山頂で御篭、ホタルが乱舞

 文と写真・千曲市羽尾5区の中澤厚さん、さらしなの里友の会だより19号=2008年秋=から

お宮から注連張石samuneiru

 千曲市のシンボル冠着山の頂上(標高一二五二㍍)に大権現様(冠着神社)が建立されており、毎年七月二十八日に冠着神社例大祭が執り行われる。例大祭の前日から翌朝までに行われることが「御篭(おこもり)」です。「御篭」とは、心身を清め祭りの準備を行うことで、大字羽尾の取締役五人が祭日の前日、七月二十七日に行う大切な行事です。

 午後二時、千曲農協更級支所前に集合。空を見上げれば黒い雲が立ち込め雷が鳴り、今にも雨が降りそうな気配に挨拶もそこそこに出発。はじめに坊城平の鳥居の注連縄の張り替え、大急ぎで麻績側の登山道より各人が分担した荷物を背負い山頂へ。雨の来ないうちに作業を終えなければと思うと、気がはやるが荷物は肩にずっしりと重いし、雷はますます近くで鳴るし、心臓も激しく鼓動を打つ。

 いつもなら三十分くらいで登れるはずの道のりがなんと遠く感じたことか。頂上に着くと休む間もなく昨年建て替えた鳥居と注連張石(しめはりいし)に注連縄を張り替える。そのころより雨が降り出す。こうなれば権現様の虫干しはできないので掃除も後回し。お宮の内側に張ってある注連縄を下ろし、外で同じ大きさ形に作り上げるころには、大変な雨が降り出し、皆すでに体は清められた。

注連縄する人たちsamunieru

 出来上がった注連縄をお宮の内に張る。それから権現様の中に入り丁寧にお掃除を済ませ、続いて土間も掃除。五人が眠るため有り合わせの板を置き、その上にゴザを敷き、入り口には風雨と寒さをしのぐためブルーシートを二重に張り終えたころには、午後五時半を過ぎていた。外は雷と大変な風雨で真っ暗。皆がもってきた懐中電灯で明かりを取り、しばらくひと段落。この間一服もせずによく動いたこと、昨年は外でブルーシートを敷き、下界を眺めながらお神酒をいただき心を清めたが、とても外では無理。

 午後八時ごろ、ようやく雨はやみ明るくなったので外に出てみると、なんとなんと無数の蛍が乱舞していた。あたかも姨捨伝説の、そして謡曲姨捨に出て来る「わたしはここに捨てられたのです」と語るがごとく、月の光を浴びて白衣の老女が舞っているような、不思議な雰囲気に包まれたのは私だけだったろうか。そして昼間の激しく荒れた天候がうそのような深閑に包まれ、深い眠りに入りさわやかな例大祭の朝を迎えた。
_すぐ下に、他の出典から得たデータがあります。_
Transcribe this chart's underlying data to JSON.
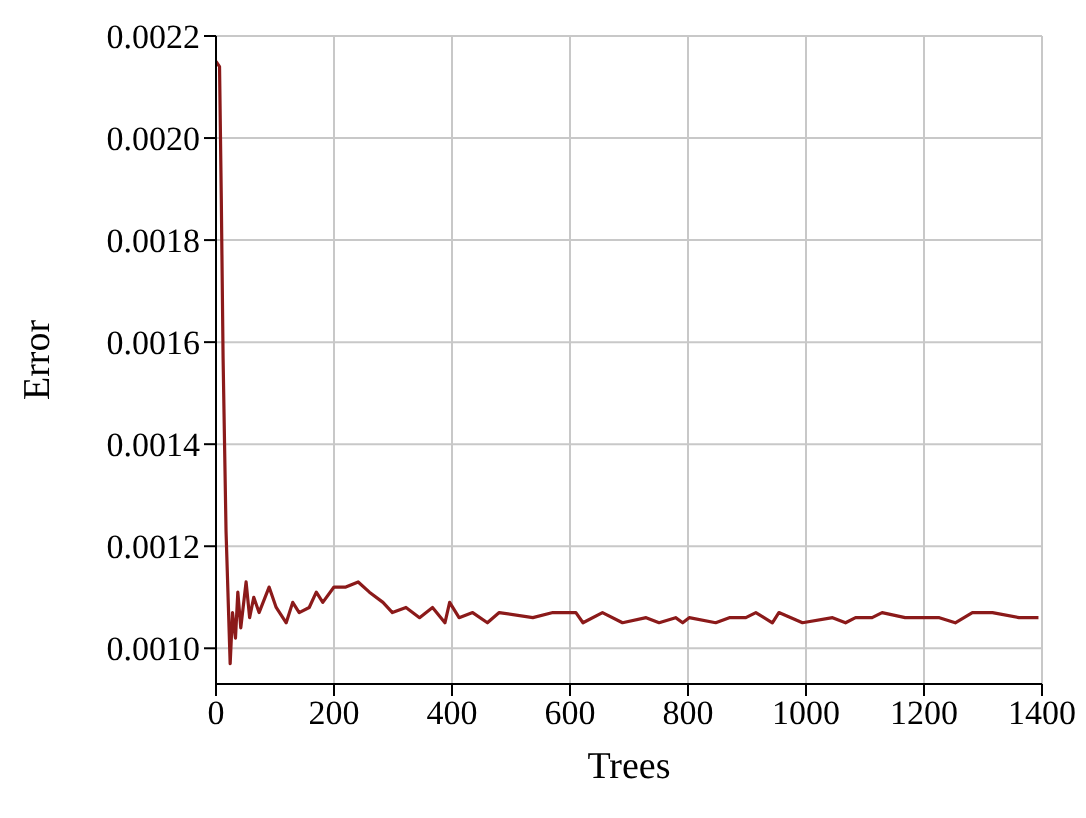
{
  "chart_data": {
    "type": "line",
    "xlabel": "Trees",
    "ylabel": "Error",
    "x": [
      0,
      6,
      9,
      12,
      17,
      24,
      28,
      33,
      37,
      42,
      51,
      57,
      64,
      73,
      90,
      102,
      119,
      130,
      141,
      158,
      170,
      181,
      200,
      220,
      241,
      260,
      283,
      299,
      322,
      345,
      367,
      388,
      396,
      412,
      435,
      460,
      480,
      537,
      571,
      582,
      605,
      610,
      622,
      655,
      689,
      729,
      751,
      779,
      791,
      802,
      847,
      870,
      898,
      915,
      943,
      954,
      994,
      1045,
      1067,
      1084,
      1112,
      1129,
      1168,
      1203,
      1226,
      1253,
      1282,
      1316,
      1361,
      1394
    ],
    "series": [
      {
        "color": "#8b1a1a",
        "values": [
          0.00215,
          0.00214,
          0.00188,
          0.00157,
          0.00123,
          0.00097,
          0.00107,
          0.00102,
          0.00111,
          0.00104,
          0.00113,
          0.00106,
          0.0011,
          0.00107,
          0.00112,
          0.00108,
          0.00105,
          0.00109,
          0.00107,
          0.00108,
          0.00111,
          0.00109,
          0.00112,
          0.00112,
          0.00113,
          0.00111,
          0.00109,
          0.00107,
          0.00108,
          0.00106,
          0.00108,
          0.00105,
          0.00109,
          0.00106,
          0.00107,
          0.00105,
          0.00107,
          0.00106,
          0.00107,
          0.00107,
          0.00107,
          0.00107,
          0.00105,
          0.00107,
          0.00105,
          0.00106,
          0.00105,
          0.00106,
          0.00105,
          0.00106,
          0.00105,
          0.00106,
          0.00106,
          0.00107,
          0.00105,
          0.00107,
          0.00105,
          0.00106,
          0.00105,
          0.00106,
          0.00106,
          0.00107,
          0.00106,
          0.00106,
          0.00106,
          0.00105,
          0.00107,
          0.00107,
          0.00106,
          0.00106
        ]
      }
    ],
    "xlim": [
      0,
      1400
    ],
    "xticks": [
      0,
      200,
      400,
      600,
      800,
      1000,
      1200,
      1400
    ],
    "ylim": [
      0.00093,
      0.0022
    ],
    "yticks": [
      {
        "value": 0.001,
        "label": "0.0010"
      },
      {
        "value": 0.0012,
        "label": "0.0012"
      },
      {
        "value": 0.0014,
        "label": "0.0014"
      },
      {
        "value": 0.0016,
        "label": "0.0016"
      },
      {
        "value": 0.0018,
        "label": "0.0018"
      },
      {
        "value": 0.002,
        "label": "0.0020"
      },
      {
        "value": 0.0022,
        "label": "0.0022"
      }
    ],
    "grid": true,
    "legend": false,
    "marker": "none",
    "line_style": "solid"
  }
}
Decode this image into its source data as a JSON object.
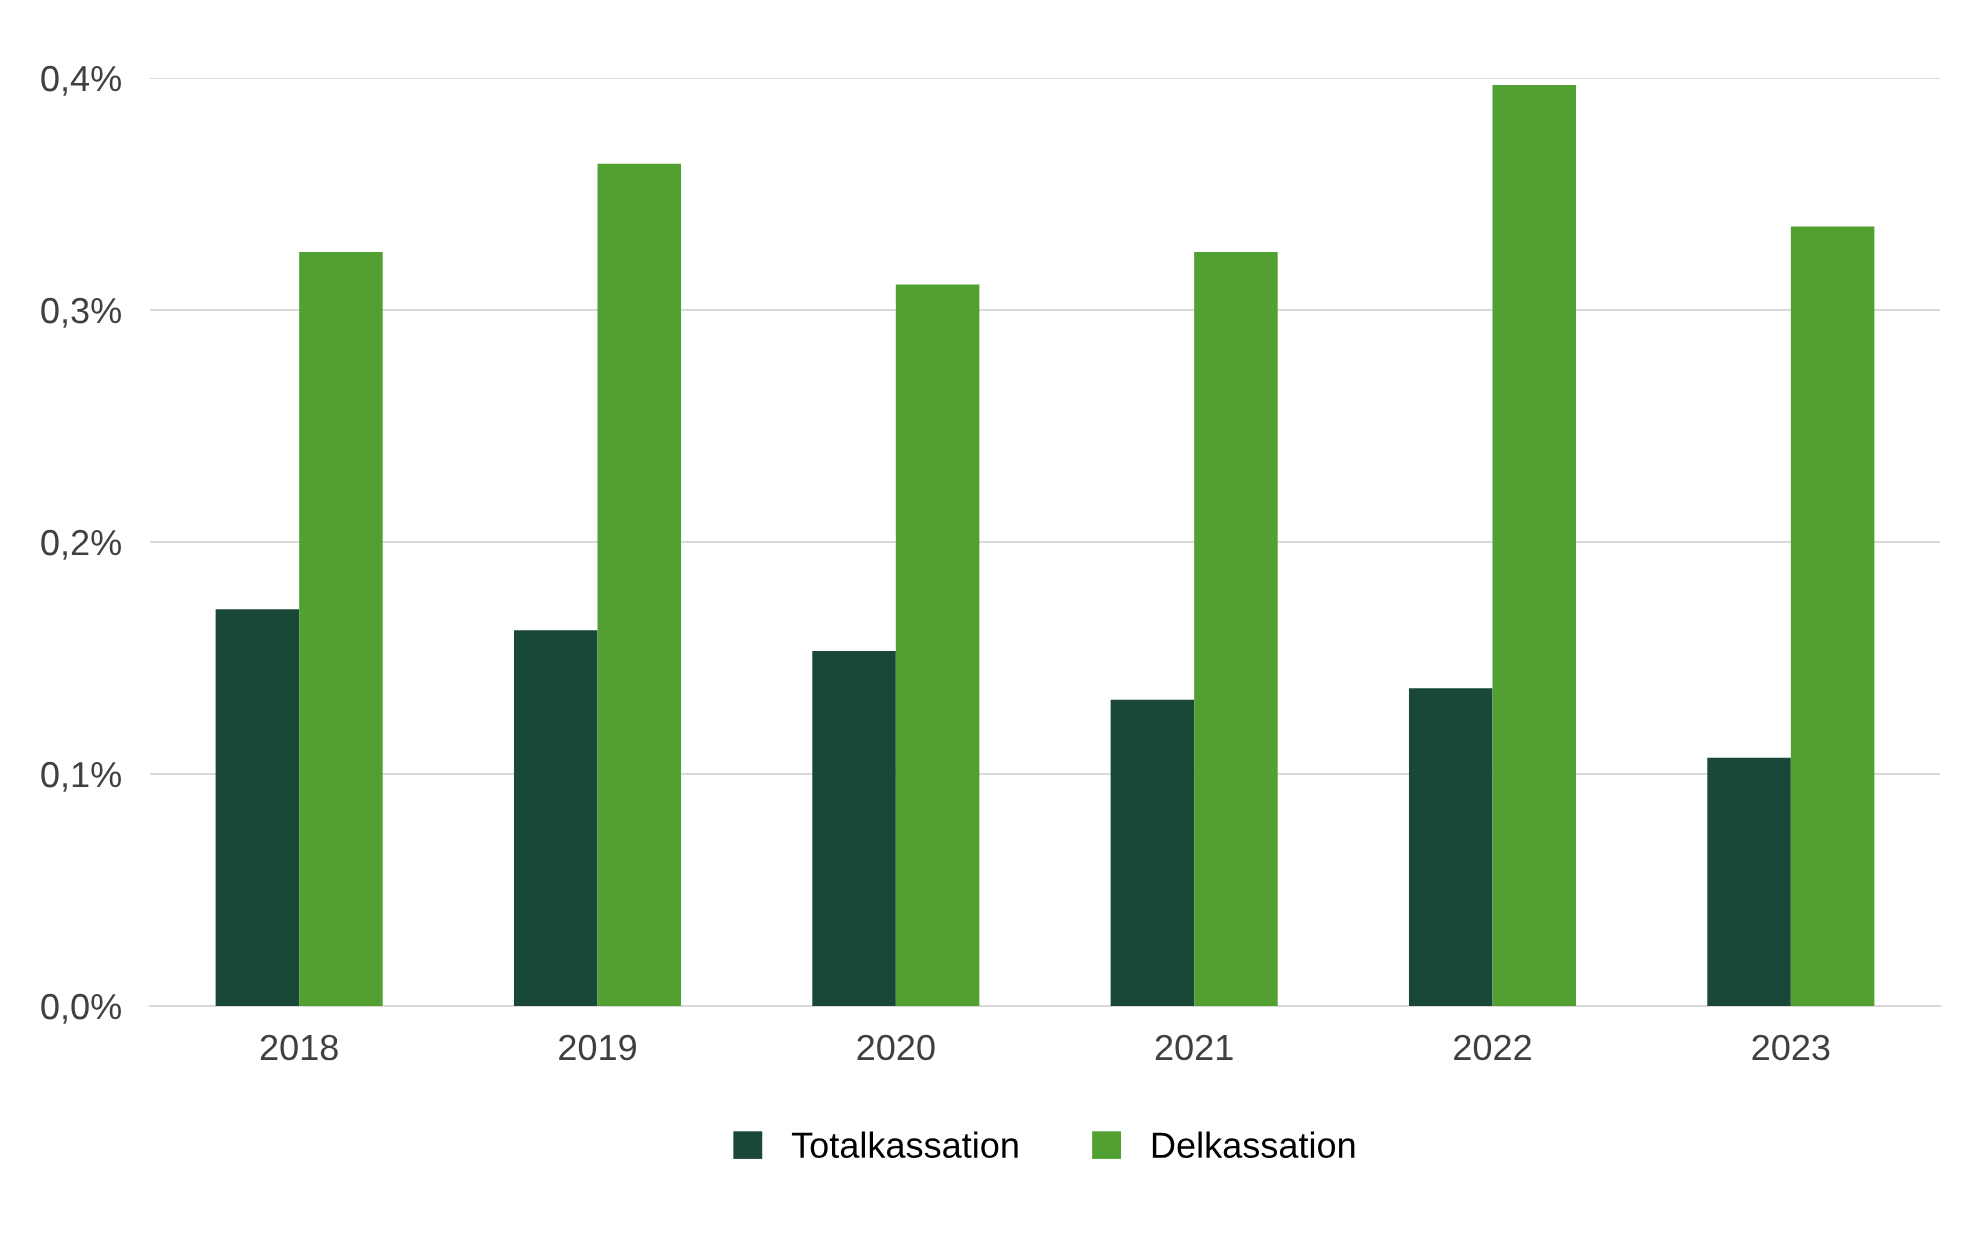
{
  "chart_data": {
    "type": "bar",
    "categories": [
      "2018",
      "2019",
      "2020",
      "2021",
      "2022",
      "2023"
    ],
    "series": [
      {
        "name": "Totalkassation",
        "color": "#1a4838",
        "values": [
          0.171,
          0.162,
          0.153,
          0.132,
          0.137,
          0.107
        ]
      },
      {
        "name": "Delkassation",
        "color": "#52a032",
        "values": [
          0.325,
          0.363,
          0.311,
          0.325,
          0.397,
          0.336
        ]
      }
    ],
    "ylim": [
      0,
      0.4
    ],
    "yticks": [
      {
        "value": 0,
        "label": "0,0%"
      },
      {
        "value": 0.1,
        "label": "0,1%"
      },
      {
        "value": 0.2,
        "label": "0,2%"
      },
      {
        "value": 0.3,
        "label": "0,3%"
      },
      {
        "value": 0.4,
        "label": "0,4%"
      }
    ],
    "grid": "y",
    "legend": "bottom"
  }
}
 この例大祭は安永七年(一七七八)、注連張石が上山田の人たちにより少し離れたところに向きを変えて建て替えられた事件が起き、訴訟を松代藩に起こしたが、羽尾の言い分が通り、元の位置に戻され一件落着した。それ以来訴訟が決まった日を冠着大権現様の祭日と決め今日に至っている。

 当日の朝、武水別神社の宮司様、羽尾の氏子総代の皆様をお迎えし、滞りなく祭事を済ませ下山。郷嶺山に鎮座する里宮の観月殿において直会を行い、無事に終わることができ、一同ほっといたしました。